A 58-year-old man was remanded in custody on Friday on suspicion that he held a woman suffering from multiple sclerosis captive in a tiny cabin in southern Sweden for nine years, media reported.
A court in the southern town of Eksjoe ruled that the man should be detained on suspicion that he imprisoned his girlfriend from 1999 until last month and had abused her since 2000, the TT news agency reported.
Police said earlier on Friday that the man had been arrested on Wednesday for having locked the woman, “between 55 and 60 years old,” in a 15m² cabin in the southern Esjoe region “from 1999 until the end of August this year.”
The victim was taken to hospital “in serious condition, but is doing better, in light of the circumstances,” local police spokesman Johan Frisk said.
Unconfirmed reports said that the woman was suffering from multiple sclerosis, a disease that affects the nervous system and reduces physical mobility.
Reports said she weighed only between 35kg 40kg when she was found.
Neither she nor her captor were identified, although Frisk said they were both Swedes.
Reports, however, said the name the man had given to police belonged to a person who died eight years ago.
“It is never good when you don’t know who you’re dealing with.

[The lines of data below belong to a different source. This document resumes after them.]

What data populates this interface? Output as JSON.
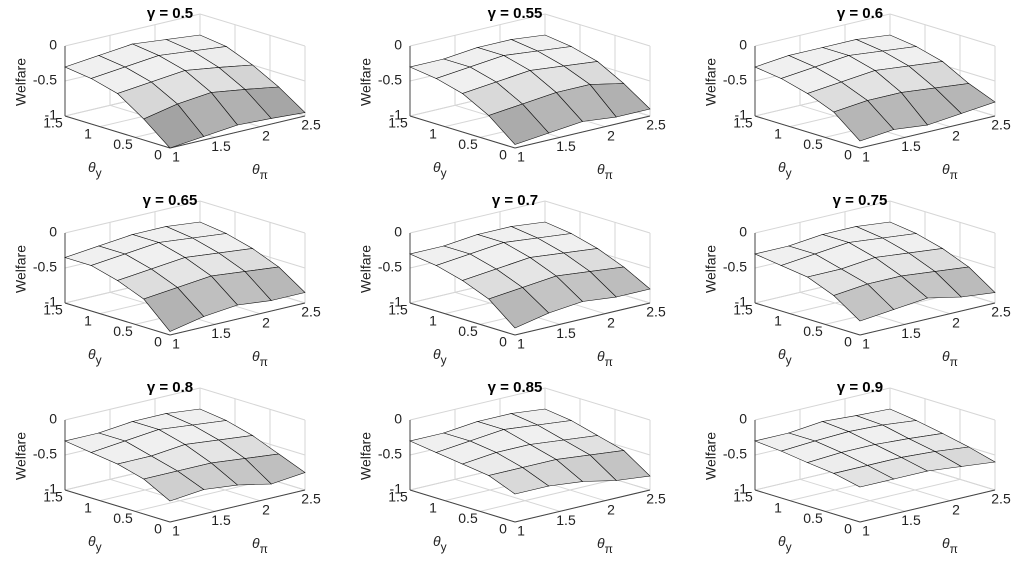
{
  "chart_data": [
    {
      "type": "surface",
      "title": "γ = 0.5",
      "xlabel": "θπ",
      "ylabel": "θy",
      "zlabel": "Welfare",
      "xlim": [
        1,
        2.5
      ],
      "ylim": [
        0,
        1.5
      ],
      "zlim": [
        -1,
        0
      ],
      "xticks": [
        1,
        1.5,
        2,
        2.5
      ],
      "yticks": [
        0,
        0.5,
        1,
        1.5
      ],
      "zticks": [
        -1,
        -0.5,
        0
      ],
      "x": [
        1,
        1.375,
        1.75,
        2.125,
        2.5
      ],
      "y": [
        0,
        0.375,
        0.75,
        1.125,
        1.5
      ],
      "z": [
        [
          -1,
          -0.95,
          -0.9,
          -0.92,
          -0.95
        ],
        [
          -0.7,
          -0.6,
          -0.55,
          -0.62,
          -0.7
        ],
        [
          -0.45,
          -0.4,
          -0.35,
          -0.42,
          -0.5
        ],
        [
          -0.35,
          -0.3,
          -0.25,
          -0.3,
          -0.35
        ],
        [
          -0.3,
          -0.25,
          -0.2,
          -0.25,
          -0.3
        ]
      ]
    },
    {
      "type": "surface",
      "title": "γ = 0.55",
      "xlabel": "θπ",
      "ylabel": "θy",
      "zlabel": "Welfare",
      "xlim": [
        1,
        2.5
      ],
      "ylim": [
        0,
        1.5
      ],
      "zlim": [
        -1,
        0
      ],
      "xticks": [
        1,
        1.5,
        2,
        2.5
      ],
      "yticks": [
        0,
        0.5,
        1,
        1.5
      ],
      "zticks": [
        -1,
        -0.5,
        0
      ],
      "x": [
        1,
        1.375,
        1.75,
        2.125,
        2.5
      ],
      "y": [
        0,
        0.375,
        0.75,
        1.125,
        1.5
      ],
      "z": [
        [
          -0.95,
          -0.9,
          -0.85,
          -0.9,
          -0.9
        ],
        [
          -0.65,
          -0.6,
          -0.55,
          -0.55,
          -0.65
        ],
        [
          -0.45,
          -0.4,
          -0.35,
          -0.4,
          -0.45
        ],
        [
          -0.35,
          -0.3,
          -0.25,
          -0.3,
          -0.35
        ],
        [
          -0.3,
          -0.3,
          -0.25,
          -0.25,
          -0.3
        ]
      ]
    },
    {
      "type": "surface",
      "title": "γ = 0.6",
      "xlabel": "θπ",
      "ylabel": "θy",
      "zlabel": "Welfare",
      "xlim": [
        1,
        2.5
      ],
      "ylim": [
        0,
        1.5
      ],
      "zlim": [
        -1,
        0
      ],
      "xticks": [
        1,
        1.5,
        2,
        2.5
      ],
      "yticks": [
        0,
        0.5,
        1,
        1.5
      ],
      "zticks": [
        -1,
        -0.5,
        0
      ],
      "x": [
        1,
        1.375,
        1.75,
        2.125,
        2.5
      ],
      "y": [
        0,
        0.375,
        0.75,
        1.125,
        1.5
      ],
      "z": [
        [
          -0.9,
          -0.85,
          -0.9,
          -0.85,
          -0.8
        ],
        [
          -0.6,
          -0.55,
          -0.55,
          -0.6,
          -0.65
        ],
        [
          -0.45,
          -0.4,
          -0.35,
          -0.4,
          -0.45
        ],
        [
          -0.35,
          -0.3,
          -0.25,
          -0.3,
          -0.35
        ],
        [
          -0.3,
          -0.25,
          -0.25,
          -0.25,
          -0.3
        ]
      ]
    },
    {
      "type": "surface",
      "title": "γ = 0.65",
      "xlabel": "θπ",
      "ylabel": "θy",
      "zlabel": "Welfare",
      "xlim": [
        1,
        2.5
      ],
      "ylim": [
        0,
        1.5
      ],
      "zlim": [
        -1,
        0
      ],
      "xticks": [
        1,
        1.5,
        2,
        2.5
      ],
      "yticks": [
        0,
        0.5,
        1,
        1.5
      ],
      "zticks": [
        -1,
        -0.5,
        0
      ],
      "x": [
        1,
        1.375,
        1.75,
        2.125,
        2.5
      ],
      "y": [
        0,
        0.375,
        0.75,
        1.125,
        1.5
      ],
      "z": [
        [
          -0.95,
          -0.85,
          -0.8,
          -0.85,
          -0.85
        ],
        [
          -0.6,
          -0.55,
          -0.5,
          -0.55,
          -0.6
        ],
        [
          -0.45,
          -0.4,
          -0.35,
          -0.4,
          -0.45
        ],
        [
          -0.35,
          -0.3,
          -0.25,
          -0.3,
          -0.35
        ],
        [
          -0.35,
          -0.3,
          -0.25,
          -0.25,
          -0.3
        ]
      ]
    },
    {
      "type": "surface",
      "title": "γ = 0.7",
      "xlabel": "θπ",
      "ylabel": "θy",
      "zlabel": "Welfare",
      "xlim": [
        1,
        2.5
      ],
      "ylim": [
        0,
        1.5
      ],
      "zlim": [
        -1,
        0
      ],
      "xticks": [
        1,
        1.5,
        2,
        2.5
      ],
      "yticks": [
        0,
        0.5,
        1,
        1.5
      ],
      "zticks": [
        -1,
        -0.5,
        0
      ],
      "x": [
        1,
        1.375,
        1.75,
        2.125,
        2.5
      ],
      "y": [
        0,
        0.375,
        0.75,
        1.125,
        1.5
      ],
      "z": [
        [
          -0.9,
          -0.8,
          -0.75,
          -0.8,
          -0.8
        ],
        [
          -0.6,
          -0.55,
          -0.5,
          -0.55,
          -0.6
        ],
        [
          -0.45,
          -0.4,
          -0.35,
          -0.4,
          -0.45
        ],
        [
          -0.35,
          -0.3,
          -0.25,
          -0.3,
          -0.35
        ],
        [
          -0.3,
          -0.3,
          -0.25,
          -0.25,
          -0.3
        ]
      ]
    },
    {
      "type": "surface",
      "title": "γ = 0.75",
      "xlabel": "θπ",
      "ylabel": "θy",
      "zlabel": "Welfare",
      "xlim": [
        1,
        2.5
      ],
      "ylim": [
        0,
        1.5
      ],
      "zlim": [
        -1,
        0
      ],
      "xticks": [
        1,
        1.5,
        2,
        2.5
      ],
      "yticks": [
        0,
        0.5,
        1,
        1.5
      ],
      "zticks": [
        -1,
        -0.5,
        0
      ],
      "x": [
        1,
        1.375,
        1.75,
        2.125,
        2.5
      ],
      "y": [
        0,
        0.375,
        0.75,
        1.125,
        1.5
      ],
      "z": [
        [
          -0.8,
          -0.75,
          -0.7,
          -0.8,
          -0.85
        ],
        [
          -0.55,
          -0.5,
          -0.5,
          -0.55,
          -0.6
        ],
        [
          -0.4,
          -0.4,
          -0.35,
          -0.4,
          -0.45
        ],
        [
          -0.35,
          -0.3,
          -0.25,
          -0.3,
          -0.35
        ],
        [
          -0.3,
          -0.3,
          -0.25,
          -0.25,
          -0.3
        ]
      ]
    },
    {
      "type": "surface",
      "title": "γ = 0.8",
      "xlabel": "θπ",
      "ylabel": "θy",
      "zlabel": "Welfare",
      "xlim": [
        1,
        2.5
      ],
      "ylim": [
        0,
        1.5
      ],
      "zlim": [
        -1,
        0
      ],
      "xticks": [
        1,
        1.5,
        2,
        2.5
      ],
      "yticks": [
        0,
        0.5,
        1,
        1.5
      ],
      "zticks": [
        -1,
        -0.5,
        0
      ],
      "x": [
        1,
        1.375,
        1.75,
        2.125,
        2.5
      ],
      "y": [
        0,
        0.375,
        0.75,
        1.125,
        1.5
      ],
      "z": [
        [
          -0.7,
          -0.65,
          -0.7,
          -0.8,
          -0.75
        ],
        [
          -0.5,
          -0.5,
          -0.5,
          -0.55,
          -0.6
        ],
        [
          -0.4,
          -0.4,
          -0.35,
          -0.4,
          -0.45
        ],
        [
          -0.35,
          -0.3,
          -0.25,
          -0.3,
          -0.35
        ],
        [
          -0.3,
          -0.3,
          -0.25,
          -0.25,
          -0.3
        ]
      ]
    },
    {
      "type": "surface",
      "title": "γ = 0.85",
      "xlabel": "θπ",
      "ylabel": "θy",
      "zlabel": "Welfare",
      "xlim": [
        1,
        2.5
      ],
      "ylim": [
        0,
        1.5
      ],
      "zlim": [
        -1,
        0
      ],
      "xticks": [
        1,
        1.5,
        2,
        2.5
      ],
      "yticks": [
        0,
        0.5,
        1,
        1.5
      ],
      "zticks": [
        -1,
        -0.5,
        0
      ],
      "x": [
        1,
        1.375,
        1.75,
        2.125,
        2.5
      ],
      "y": [
        0,
        0.375,
        0.75,
        1.125,
        1.5
      ],
      "z": [
        [
          -0.6,
          -0.6,
          -0.65,
          -0.75,
          -0.8
        ],
        [
          -0.45,
          -0.45,
          -0.45,
          -0.5,
          -0.55
        ],
        [
          -0.4,
          -0.35,
          -0.35,
          -0.4,
          -0.45
        ],
        [
          -0.35,
          -0.3,
          -0.25,
          -0.3,
          -0.35
        ],
        [
          -0.3,
          -0.3,
          -0.25,
          -0.25,
          -0.3
        ]
      ]
    },
    {
      "type": "surface",
      "title": "γ = 0.9",
      "xlabel": "θπ",
      "ylabel": "θy",
      "zlabel": "Welfare",
      "xlim": [
        1,
        2.5
      ],
      "ylim": [
        0,
        1.5
      ],
      "zlim": [
        -1,
        0
      ],
      "xticks": [
        1,
        1.5,
        2,
        2.5
      ],
      "yticks": [
        0,
        0.5,
        1,
        1.5
      ],
      "zticks": [
        -1,
        -0.5,
        0
      ],
      "x": [
        1,
        1.375,
        1.75,
        2.125,
        2.5
      ],
      "y": [
        0,
        0.375,
        0.75,
        1.125,
        1.5
      ],
      "z": [
        [
          -0.5,
          -0.5,
          -0.5,
          -0.55,
          -0.6
        ],
        [
          -0.42,
          -0.42,
          -0.42,
          -0.45,
          -0.5
        ],
        [
          -0.38,
          -0.35,
          -0.35,
          -0.38,
          -0.42
        ],
        [
          -0.33,
          -0.3,
          -0.28,
          -0.3,
          -0.35
        ],
        [
          -0.3,
          -0.3,
          -0.25,
          -0.28,
          -0.3
        ]
      ]
    }
  ]
}
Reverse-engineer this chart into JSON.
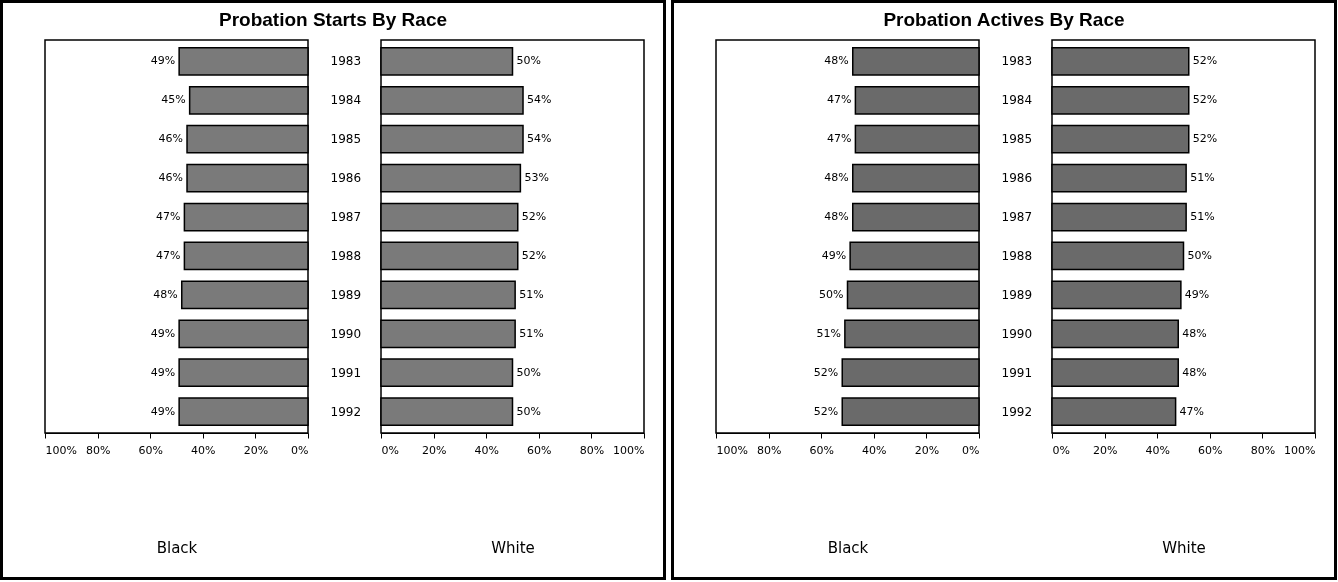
{
  "chart_data": [
    {
      "type": "bar",
      "orientation": "horizontal",
      "title": "Probation Starts By Race",
      "xlabel": "Black",
      "categories": [
        "1983",
        "1984",
        "1985",
        "1986",
        "1987",
        "1988",
        "1989",
        "1990",
        "1991",
        "1992"
      ],
      "values": [
        49,
        45,
        46,
        46,
        47,
        47,
        48,
        49,
        49,
        49
      ],
      "value_labels": [
        "49%",
        "45%",
        "46%",
        "46%",
        "47%",
        "47%",
        "48%",
        "49%",
        "49%",
        "49%"
      ],
      "color": "#7a7a7a",
      "xlim": [
        100,
        0
      ],
      "xticks": [
        {
          "value": 100,
          "label": "100%"
        },
        {
          "value": 80,
          "label": "80%"
        },
        {
          "value": 60,
          "label": "60%"
        },
        {
          "value": 40,
          "label": "40%"
        },
        {
          "value": 20,
          "label": "20%"
        },
        {
          "value": 0,
          "label": "0%"
        }
      ]
    },
    {
      "type": "bar",
      "orientation": "horizontal",
      "xlabel": "White",
      "categories": [
        null,
        null,
        null,
        null,
        null,
        null,
        null,
        null,
        null,
        null
      ],
      "values": [
        50,
        54,
        54,
        53,
        52,
        52,
        51,
        51,
        50,
        50
      ],
      "value_labels": [
        "50%",
        "54%",
        "54%",
        "53%",
        "52%",
        "52%",
        "51%",
        "51%",
        "50%",
        "50%"
      ],
      "color": "#7a7a7a",
      "xlim": [
        0,
        100
      ],
      "xticks": [
        {
          "value": 0,
          "label": "0%"
        },
        {
          "value": 20,
          "label": "20%"
        },
        {
          "value": 40,
          "label": "40%"
        },
        {
          "value": 60,
          "label": "60%"
        },
        {
          "value": 80,
          "label": "80%"
        },
        {
          "value": 100,
          "label": "100%"
        }
      ]
    },
    {
      "type": "bar",
      "orientation": "horizontal",
      "title": "Probation Actives By Race",
      "xlabel": "Black",
      "categories": [
        "1983",
        "1984",
        "1985",
        "1986",
        "1987",
        "1988",
        "1989",
        "1990",
        "1991",
        "1992"
      ],
      "values": [
        48,
        47,
        47,
        48,
        48,
        49,
        50,
        51,
        52,
        52
      ],
      "value_labels": [
        "48%",
        "47%",
        "47%",
        "48%",
        "48%",
        "49%",
        "50%",
        "51%",
        "52%",
        "52%"
      ],
      "color": "#6a6a6a",
      "xlim": [
        100,
        0
      ],
      "xticks": [
        {
          "value": 100,
          "label": "100%"
        },
        {
          "value": 80,
          "label": "80%"
        },
        {
          "value": 60,
          "label": "60%"
        },
        {
          "value": 40,
          "label": "40%"
        },
        {
          "value": 20,
          "label": "20%"
        },
        {
          "value": 0,
          "label": "0%"
        }
      ]
    },
    {
      "type": "bar",
      "orientation": "horizontal",
      "xlabel": "White",
      "categories": [
        null,
        null,
        null,
        null,
        null,
        null,
        null,
        null,
        null,
        null
      ],
      "values": [
        52,
        52,
        52,
        51,
        51,
        50,
        49,
        48,
        48,
        47
      ],
      "value_labels": [
        "52%",
        "52%",
        "52%",
        "51%",
        "51%",
        "50%",
        "49%",
        "48%",
        "48%",
        "47%"
      ],
      "color": "#6a6a6a",
      "xlim": [
        0,
        100
      ],
      "xticks": [
        {
          "value": 0,
          "label": "0%"
        },
        {
          "value": 20,
          "label": "20%"
        },
        {
          "value": 40,
          "label": "40%"
        },
        {
          "value": 60,
          "label": "60%"
        },
        {
          "value": 80,
          "label": "80%"
        },
        {
          "value": 100,
          "label": "100%"
        }
      ]
    }
  ]
}
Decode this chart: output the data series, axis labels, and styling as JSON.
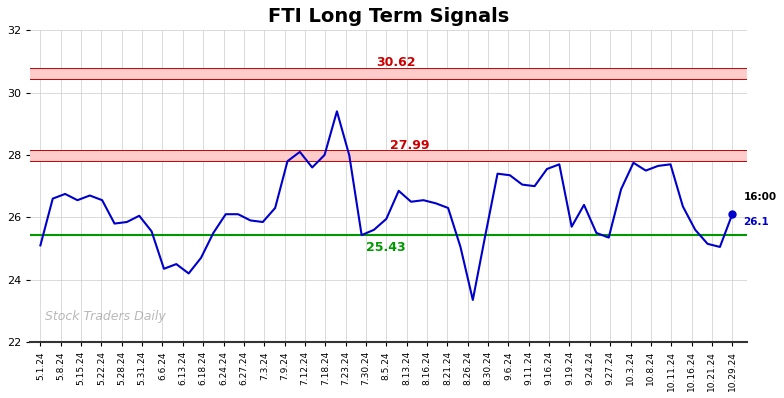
{
  "title": "FTI Long Term Signals",
  "x_labels": [
    "5.1.24",
    "5.8.24",
    "5.15.24",
    "5.22.24",
    "5.28.24",
    "5.31.24",
    "6.6.24",
    "6.13.24",
    "6.18.24",
    "6.24.24",
    "6.27.24",
    "7.3.24",
    "7.9.24",
    "7.12.24",
    "7.18.24",
    "7.23.24",
    "7.30.24",
    "8.5.24",
    "8.13.24",
    "8.16.24",
    "8.21.24",
    "8.26.24",
    "8.30.24",
    "9.6.24",
    "9.11.24",
    "9.16.24",
    "9.19.24",
    "9.24.24",
    "9.27.24",
    "10.3.24",
    "10.8.24",
    "10.11.24",
    "10.16.24",
    "10.21.24",
    "10.29.24"
  ],
  "prices": [
    25.1,
    26.6,
    26.75,
    26.55,
    26.7,
    26.55,
    25.8,
    25.85,
    26.05,
    25.55,
    24.35,
    24.5,
    24.2,
    24.7,
    25.5,
    26.1,
    26.1,
    25.9,
    25.85,
    26.3,
    27.8,
    28.1,
    27.6,
    28.0,
    29.4,
    27.99,
    25.43,
    25.6,
    25.95,
    26.85,
    26.5,
    26.55,
    26.45,
    26.3,
    25.05,
    23.35,
    25.4,
    27.4,
    27.35,
    27.05,
    27.0,
    27.55,
    27.7,
    25.7,
    26.4,
    25.5,
    25.35,
    26.9,
    27.75,
    27.5,
    27.65,
    27.7,
    26.35,
    25.6,
    25.15,
    25.05,
    26.1
  ],
  "line_color": "#0000cc",
  "red_upper_line": 30.62,
  "red_upper_band_half": 0.18,
  "red_lower_line": 27.99,
  "red_lower_band_half": 0.18,
  "green_line": 25.43,
  "red_band_color": "#ffcccc",
  "red_line_color": "#cc0000",
  "green_line_color": "#009900",
  "ylim_min": 22,
  "ylim_max": 32,
  "yticks": [
    22,
    24,
    26,
    28,
    30,
    32
  ],
  "watermark": "Stock Traders Daily",
  "last_label": "16:00",
  "last_value": "26.1",
  "annotation_upper": "30.62",
  "annotation_lower": "27.99",
  "annotation_green": "25.43",
  "bg_color": "#ffffff",
  "plot_bg_color": "#ffffff",
  "title_fontsize": 14,
  "figwidth": 7.84,
  "figheight": 3.98,
  "dpi": 100
}
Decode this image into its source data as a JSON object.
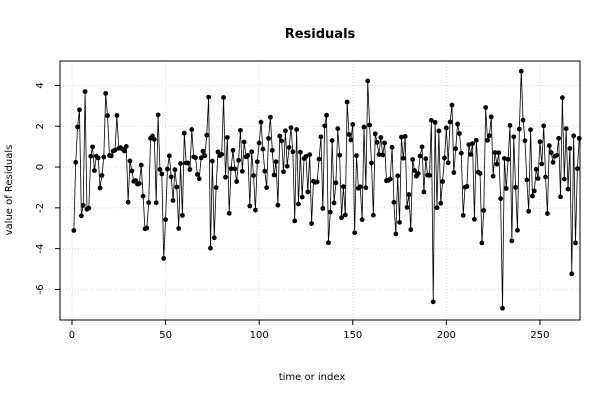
{
  "chart_data": {
    "type": "scatter",
    "style": "points connected by lines",
    "title": "Residuals",
    "xlabel": "time or index",
    "ylabel": "value of Residuals",
    "xlim": [
      -6.4,
      271.4
    ],
    "ylim": [
      -7.5,
      5.2
    ],
    "xticks": [
      0,
      50,
      100,
      150,
      200,
      250
    ],
    "yticks": [
      -6,
      -4,
      -2,
      0,
      2,
      4
    ],
    "grid": "dotted",
    "x_start": 1,
    "series": [
      {
        "values": [
          -3.11,
          0.23,
          1.97,
          2.81,
          -2.39,
          -1.88,
          3.7,
          -2.07,
          -2.01,
          0.53,
          0.99,
          -0.17,
          0.53,
          0.45,
          -1.03,
          -0.41,
          0.49,
          3.61,
          2.52,
          0.57,
          0.55,
          0.78,
          0.83,
          2.53,
          0.92,
          0.95,
          0.89,
          0.79,
          1.01,
          -1.72,
          0.3,
          -0.19,
          -0.7,
          -0.66,
          -0.84,
          -0.81,
          0.09,
          -1.43,
          -3.03,
          -2.99,
          -1.74,
          1.41,
          1.52,
          1.35,
          -1.75,
          2.56,
          -0.12,
          -0.34,
          -4.48,
          -2.58,
          -0.1,
          0.55,
          -0.48,
          -1.64,
          -0.13,
          -0.98,
          -3.01,
          0.17,
          -2.37,
          1.66,
          0.2,
          0.2,
          -0.12,
          1.84,
          0.5,
          0.46,
          -0.36,
          -0.57,
          0.45,
          0.78,
          0.56,
          1.56,
          3.43,
          -3.98,
          0.29,
          -3.47,
          -1.01,
          0.74,
          0.56,
          0.62,
          3.41,
          -0.5,
          1.45,
          -2.27,
          -0.08,
          0.82,
          -0.09,
          -0.71,
          0.33,
          1.8,
          -0.21,
          1.23,
          0.5,
          0.57,
          -1.91,
          0.75,
          -0.42,
          -2.11,
          0.26,
          1.18,
          2.2,
          0.88,
          -0.2,
          -1.01,
          1.4,
          2.44,
          0.82,
          -0.39,
          0.26,
          -1.87,
          1.52,
          1.28,
          -0.23,
          1.78,
          0.04,
          0.96,
          1.93,
          0.75,
          -2.64,
          1.84,
          -1.81,
          0.73,
          -1.47,
          0.42,
          0.52,
          -1.22,
          0.61,
          -2.77,
          -0.7,
          -0.75,
          -0.73,
          0.39,
          1.48,
          -2.03,
          2.02,
          2.54,
          -3.71,
          -2.21,
          1.3,
          -1.76,
          -0.77,
          1.88,
          0.58,
          -2.48,
          -0.96,
          -2.35,
          3.19,
          1.6,
          1.33,
          2.09,
          -3.22,
          0.56,
          -1.04,
          -0.97,
          -2.58,
          1.96,
          -1.01,
          4.22,
          2.06,
          0.2,
          -2.36,
          1.63,
          1.21,
          0.61,
          1.45,
          0.59,
          1.18,
          -0.67,
          -0.65,
          -0.59,
          0.97,
          -1.73,
          -3.28,
          -0.43,
          -2.71,
          1.47,
          0.43,
          1.5,
          -1.98,
          -1.35,
          -3.07,
          0.37,
          -0.17,
          -0.45,
          -0.32,
          0.54,
          0.99,
          -1.22,
          0.41,
          -0.4,
          -0.41,
          2.29,
          -6.61,
          2.19,
          -1.99,
          1.77,
          -1.78,
          -0.71,
          0.44,
          1.92,
          0.21,
          2.21,
          3.04,
          -0.27,
          0.9,
          2.11,
          1.64,
          0.68,
          -2.37,
          -0.99,
          -0.95,
          1.1,
          0.62,
          1.15,
          -2.56,
          1.31,
          -0.25,
          -0.31,
          -3.72,
          -2.13,
          2.92,
          1.31,
          1.54,
          2.46,
          -0.45,
          0.71,
          0.14,
          0.7,
          -1.55,
          -6.92,
          0.42,
          -1.05,
          0.38,
          2.04,
          -3.62,
          1.48,
          -1.0,
          -3.1,
          1.86,
          4.7,
          2.3,
          1.29,
          -0.63,
          -2.17,
          1.83,
          -1.42,
          -1.17,
          -0.11,
          -0.56,
          1.24,
          0.15,
          2.02,
          -0.49,
          -2.28,
          1.05,
          0.71,
          0.23,
          0.53,
          0.58,
          1.41,
          -1.46,
          3.4,
          -0.59,
          1.88,
          -1.08,
          0.91,
          -5.24,
          1.53,
          -3.72,
          -0.08,
          1.41
        ]
      }
    ]
  }
}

We are working hard to determine the man’s identity so we can investigate his background,” Frisk told Swedish public radio late on Friday.
The man’s defense lawyer, Uno Karlsson, told TT that the question of his client’s identity would soon be resolved, pointing out that a person can be declared deceased if they disappear for a long period of time or at the request of a family member.
Karlsson also said that his client, who denied any wrongdoing, was disappointed that he had been remanded in custody, but would submit to a requested psychological evaluation.